だから旦那様とカミシログループを分けてるクレアちゃんだけは領主が必要なのです。
「なにか勘違いしてるけど……カミシログループはレオが死んだら創業家として経営から手を引くつもりよ」
「はい?」
クレアちゃんからの爆弾発言です。
「私とレオが持ってる株は子どもたちに平等に分けるから」
それはつまり……莫大な財産が転がりこんで来る。
自分の家に一人子どもが必要になるということだ。
「子どもが最低で二人必要!」
公爵が確約されてる本家領地というだけでも面倒ですのに!
「私……クロノスの妃に専念しようかと」
私がそう言うとヴェロニカちゃんたちが一斉にこちらを見る。
「レンだけはダメだぞ」
「なぜに!」
「差別撤廃のためにもビースト種の指導者が必要じゃ!」
「それ冗談じゃ……」
「大真面目じゃ!」
なんということでしょうか。
私の愛する子ネコたちは生まれながらに指導者になる運命に……。
そしてさらに問題が持ち上がりました。
それは産んですぐのこと。
ルナちゃんからの連絡でした。
「レンちゃんたいへん! 獣人族がレンちゃんの子どもを王にしてくださいって!」
「……ぶっ殺す」
自然と低い声が出ました。
私の愛する子ネコたち。
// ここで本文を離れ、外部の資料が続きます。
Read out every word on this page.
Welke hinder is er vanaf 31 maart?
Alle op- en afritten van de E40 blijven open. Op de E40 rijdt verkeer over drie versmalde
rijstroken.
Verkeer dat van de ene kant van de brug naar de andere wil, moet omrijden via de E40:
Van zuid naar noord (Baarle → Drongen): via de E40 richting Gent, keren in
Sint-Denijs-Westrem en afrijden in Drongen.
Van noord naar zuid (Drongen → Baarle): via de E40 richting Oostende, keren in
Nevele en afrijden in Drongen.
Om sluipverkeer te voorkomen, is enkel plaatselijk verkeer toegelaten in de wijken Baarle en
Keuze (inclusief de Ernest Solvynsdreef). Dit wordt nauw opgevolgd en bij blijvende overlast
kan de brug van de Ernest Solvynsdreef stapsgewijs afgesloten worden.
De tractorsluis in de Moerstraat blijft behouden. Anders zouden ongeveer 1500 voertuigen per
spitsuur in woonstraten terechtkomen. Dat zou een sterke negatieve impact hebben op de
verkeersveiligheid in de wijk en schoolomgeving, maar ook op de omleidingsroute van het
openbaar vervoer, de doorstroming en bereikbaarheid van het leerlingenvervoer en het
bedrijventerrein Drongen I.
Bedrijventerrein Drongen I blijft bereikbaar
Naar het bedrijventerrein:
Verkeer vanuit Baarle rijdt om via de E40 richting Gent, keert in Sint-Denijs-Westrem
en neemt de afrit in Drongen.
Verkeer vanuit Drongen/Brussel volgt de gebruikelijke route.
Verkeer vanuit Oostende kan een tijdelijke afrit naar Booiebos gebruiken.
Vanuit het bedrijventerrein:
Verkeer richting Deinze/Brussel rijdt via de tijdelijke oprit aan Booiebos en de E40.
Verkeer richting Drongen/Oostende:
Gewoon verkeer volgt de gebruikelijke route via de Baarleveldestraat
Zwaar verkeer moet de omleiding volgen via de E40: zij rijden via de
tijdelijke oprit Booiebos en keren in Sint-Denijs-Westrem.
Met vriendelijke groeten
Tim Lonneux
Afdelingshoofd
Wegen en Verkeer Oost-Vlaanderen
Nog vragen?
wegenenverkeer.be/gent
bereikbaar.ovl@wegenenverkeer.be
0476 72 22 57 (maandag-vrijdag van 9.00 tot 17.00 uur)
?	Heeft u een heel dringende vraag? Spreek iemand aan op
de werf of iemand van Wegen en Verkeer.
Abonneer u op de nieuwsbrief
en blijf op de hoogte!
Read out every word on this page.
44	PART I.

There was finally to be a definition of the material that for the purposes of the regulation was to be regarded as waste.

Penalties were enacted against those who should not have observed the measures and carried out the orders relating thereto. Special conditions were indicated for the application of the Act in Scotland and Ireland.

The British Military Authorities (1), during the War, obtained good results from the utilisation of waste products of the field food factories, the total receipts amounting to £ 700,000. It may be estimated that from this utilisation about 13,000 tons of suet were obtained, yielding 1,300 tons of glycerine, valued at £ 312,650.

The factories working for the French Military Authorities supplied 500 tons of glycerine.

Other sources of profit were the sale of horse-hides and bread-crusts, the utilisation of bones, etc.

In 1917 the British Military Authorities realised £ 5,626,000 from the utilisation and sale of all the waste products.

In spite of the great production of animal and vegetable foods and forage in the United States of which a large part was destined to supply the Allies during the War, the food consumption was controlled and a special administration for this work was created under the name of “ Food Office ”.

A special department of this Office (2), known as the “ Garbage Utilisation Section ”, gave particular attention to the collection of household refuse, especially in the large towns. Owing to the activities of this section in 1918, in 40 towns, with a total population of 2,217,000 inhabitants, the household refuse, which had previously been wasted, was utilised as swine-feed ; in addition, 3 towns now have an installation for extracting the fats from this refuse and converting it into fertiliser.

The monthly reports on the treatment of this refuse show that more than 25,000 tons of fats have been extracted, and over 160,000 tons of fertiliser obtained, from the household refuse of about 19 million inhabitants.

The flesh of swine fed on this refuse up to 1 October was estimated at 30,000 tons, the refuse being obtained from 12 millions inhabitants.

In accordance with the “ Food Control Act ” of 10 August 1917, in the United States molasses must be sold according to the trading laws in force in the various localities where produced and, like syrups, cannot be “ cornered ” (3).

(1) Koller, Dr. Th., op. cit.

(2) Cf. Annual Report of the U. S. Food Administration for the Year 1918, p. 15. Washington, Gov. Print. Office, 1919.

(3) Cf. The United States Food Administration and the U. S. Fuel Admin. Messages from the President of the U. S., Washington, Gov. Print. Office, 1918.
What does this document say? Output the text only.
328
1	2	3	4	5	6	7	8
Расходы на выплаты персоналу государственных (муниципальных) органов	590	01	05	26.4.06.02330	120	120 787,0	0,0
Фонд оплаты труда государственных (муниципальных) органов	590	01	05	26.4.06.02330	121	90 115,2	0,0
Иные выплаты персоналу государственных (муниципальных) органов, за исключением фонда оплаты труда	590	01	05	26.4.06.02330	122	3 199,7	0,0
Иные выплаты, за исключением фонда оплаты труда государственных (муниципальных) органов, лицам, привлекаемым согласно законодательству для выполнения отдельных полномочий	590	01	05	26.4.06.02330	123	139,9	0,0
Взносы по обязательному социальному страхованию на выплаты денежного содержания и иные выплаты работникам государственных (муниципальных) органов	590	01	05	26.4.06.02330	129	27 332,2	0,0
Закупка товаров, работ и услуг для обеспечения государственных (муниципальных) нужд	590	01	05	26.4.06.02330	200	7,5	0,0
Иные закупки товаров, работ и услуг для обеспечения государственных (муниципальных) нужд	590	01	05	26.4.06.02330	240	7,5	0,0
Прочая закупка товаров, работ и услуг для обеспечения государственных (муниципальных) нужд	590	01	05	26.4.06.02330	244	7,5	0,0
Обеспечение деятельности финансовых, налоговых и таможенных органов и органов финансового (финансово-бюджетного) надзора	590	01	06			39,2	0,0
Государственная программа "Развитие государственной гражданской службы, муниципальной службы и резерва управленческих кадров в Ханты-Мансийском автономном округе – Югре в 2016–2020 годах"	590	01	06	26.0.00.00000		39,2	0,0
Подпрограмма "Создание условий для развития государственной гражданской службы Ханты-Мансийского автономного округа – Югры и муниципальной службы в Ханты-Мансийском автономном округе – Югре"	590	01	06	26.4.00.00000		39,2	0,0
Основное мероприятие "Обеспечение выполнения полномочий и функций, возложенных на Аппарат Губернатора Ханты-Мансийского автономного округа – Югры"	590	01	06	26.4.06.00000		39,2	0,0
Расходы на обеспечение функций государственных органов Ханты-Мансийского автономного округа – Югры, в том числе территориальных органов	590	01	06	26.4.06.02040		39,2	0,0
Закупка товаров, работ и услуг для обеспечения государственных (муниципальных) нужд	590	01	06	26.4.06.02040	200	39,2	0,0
できれば自由に生きてほしい。
というか父親が父親です。
あのレオ・カミシロ・クロノスなのです。
どう育てても自由を求めて暴走するさだめだと思われます。
獣人族の勝手極まりない言い分についキレてしまいました。
我が子たちも心配そうに私を寄りそいます。
そう私はもう母親なのです。
我が子に責任があります。
「十歩譲ってビースト種の指導者は我慢します。ビースト種の未来のために必要でしょう。ですが獣人族には貸しも借りもないでしょう。お断りいたします。少なくとも現時点では」
私はエゴと言われても断りたいと思います。
よく知らない国の王になって首を斬られる。
そんな悲劇だけは避けねばなりません。
そもそもクロノスの王ですら旦那様は嫌がっていたのに。
あれは旦那様が異常個体……怪異クラスの政治能力の持ち主だから可能だったのです。
普通なら無理です。
できるはずありません。
母は子ネコたちを守らねばなりません。
できればクロノス貴族か銀河帝国の文官あたりになってくれればいいなと思います。